Davantage de départs d'immigrants

Que se passe-t-il au Canada ? La « terre historique d'immigration » voit de plus en plus d'immigrants quitter le territoire. C'est ce que révèle une étude menée par l'Institut pour la citoyenneté canadienne (Institute for Canadian Citizenship) et Conference Board du Canada. Publiée en octobre 2023, l'étude révèle une tendance forte depuis la fin des années 80, qui s'est accélérée ces dernières années.

D'après l'étude, chaque année, 0,9 % des immigrants titulaires d'un permis de résidence permanente en 1982 ou après cette date quitte le Canada. Le chiffre peut sembler infime, au regard du nombre d'arrivants, mais démontre une tendance qui se confirme avec le temps. Le risque d'une « reprise de la migration », et donc, d'un départ du Canada, est, selon les conclusions de l'étude, « particulièrement élevé » entre la 4e et la 7e année après l'arrivée au Canada.

Contrairement aux idées reçues, les immigrants ne prennent pas forcément un aller simple pour s'établir définitivement au Canada. S'ils arrivent nombreux, ils sont aussi plus nombreux à partir. De 18 % à la fin des années 80, ils étaient 21 % dans la première moitié des années 90 à quitter le pays. L'étude observe même deux pics de départs : entre 2016 et 2017, le nombre d'immigrants quittant le Canada augmente de 43 %, passant de 0,8 % en 2016 à 1,15 % en 2017. Nouveau pic en 2019, avec + 1,18 % de départs soit + 31 % de hausse comparativement à la moyenne historique de 0,9 % de départs.

Un phénomène qui dure

Le phénomène n'est donc pas nouveau, mais s'inscrit dans la durée. La tendance inquiète, surtout parce qu'elle touche particulièrement les résidents permanents, présents sur le territoire depuis 10 ans, 15 ans ou plus. L'étude montre qu'en moyenne, 14,6 % des étrangers quittent le Canada dans les 15 ans après l'obtention de leur permis de résidence permanente. Les départs sont moins nombreux chez les étrangers arrivés au milieu des années 80. En revanche, ils s'accélèrent chez ceux arrivés à la fin des années 90, et bondissent chez ceux arrivés dans les années 2000.

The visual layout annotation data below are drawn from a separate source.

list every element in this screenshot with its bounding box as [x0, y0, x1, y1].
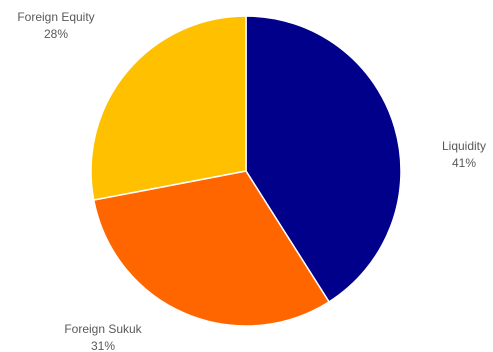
pie-slice-foreign-sukuk: [92, 170, 331, 327]
slice-labels: Liquidity 41% Foreign Sukuk 31% Foreign Equi…: [17, 10, 486, 352]
pie-slice-liquidity: [245, 15, 402, 303]
pie-slices: [90, 15, 402, 327]
slice-percent-label: 41%: [452, 156, 476, 170]
slice-category-label: Foreign Sukuk: [64, 322, 142, 336]
slice-category-label: Foreign Equity: [17, 10, 94, 24]
pie-slice-foreign-equity: [90, 15, 247, 201]
slice-category-label: Liquidity: [442, 139, 486, 153]
slice-percent-label: 28%: [44, 27, 68, 41]
slice-percent-label: 31%: [91, 339, 115, 352]
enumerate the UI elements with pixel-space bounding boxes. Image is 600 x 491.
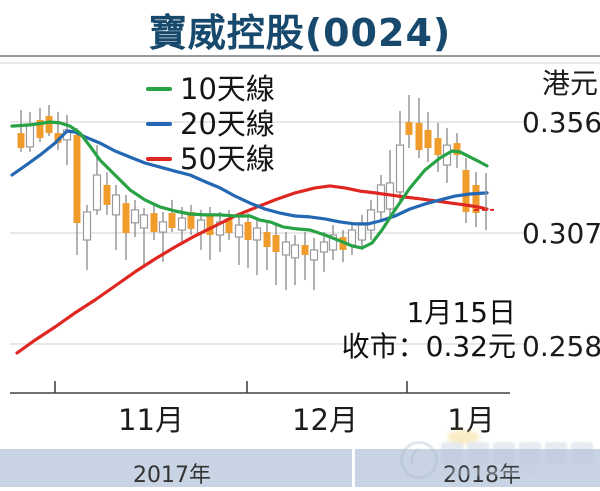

La hausse des départs est encore plus marquée chez les immigrants de long terme. Les données comptabilisant les départs cumulatifs après 25 ans passés au Canada montrent une progression quasi constante. Les départs sont passés d'environ 18 % chez les immigrants arrivés au début des années 80 à environ 21 % pour ceux ayant eu la résidence permanente au milieu des années 90.

Le phénomène est d'autant plus alarmant qu'en parallèle, l'exécutif n'a cessé de favoriser l'immigration. En octobre 2017, le gouvernement Trudeau de l'époque réforme sa loi immigration pour faciliter l'accès à la citoyenneté canadienne. Le Plan immigration Canada prévoit d'accueillir 310 000 nouveaux résidents permanents en 2018, 330 000 en 2019 et 340 000 en 2020. Le plan 2024-2026, présenté en début novembre, envisage d'accueillir 485 000 nouveaux résidents permanents en 2024, 500 000 en 2025 et 500 000 en 2026. Si les chiffres prévisionnels incluent les changements de statuts d'immigrants déjà prévus sur le territoire, ils sont à mettre en perspective avec les chiffres des départs.

Rêve ou mirage canadien ?

Pourquoi ces départs ? L'étude évoque une intégration sur le marché du travail plus difficile que prévu. Les pénuries chroniques de main-d'œuvre laissent espérer de grandes opportunités pour les expatriés. Mais une fois sur place, il n'est pas aussi simple de décrocher un emploi à la hauteur de ses diplômes et compétences. Des diplômes qui ne sont pas toujours reconnus, de même que les compétences. Les étrangers se retrouvent contraints d'accepter des postes en dessous de leurs compétences, pour des salaires moindres.

L'étude révèle également le poids du racisme. Le « rêve canadien » a tourné court pour de nombreux étudiants africains francophones, dont les dossiers étaient moins acceptés que ceux des autres. Les associations dénoncent ce problème depuis plus de dix ans et parlent d'une discrimination « systémique ». Mais il faudra attendre 2022 pour qu'Immigration Canada reconnaisse « du racisme au Canada ainsi qu'au sein de sa propre organisation. » Plus tôt, en octobre 2020, le journal canadien Le Devoir publiait une enquête sur le « racisme systémique dans les universités canadiennes. » D'autres raisons sont soulevées par l'étude de l'Institut pour la citoyenneté canadienne et Conference Board du Canada, comme le difficile accès à la propriété, le coût de la vie et les opportunités de carrière plus importantes dans d'autres pays.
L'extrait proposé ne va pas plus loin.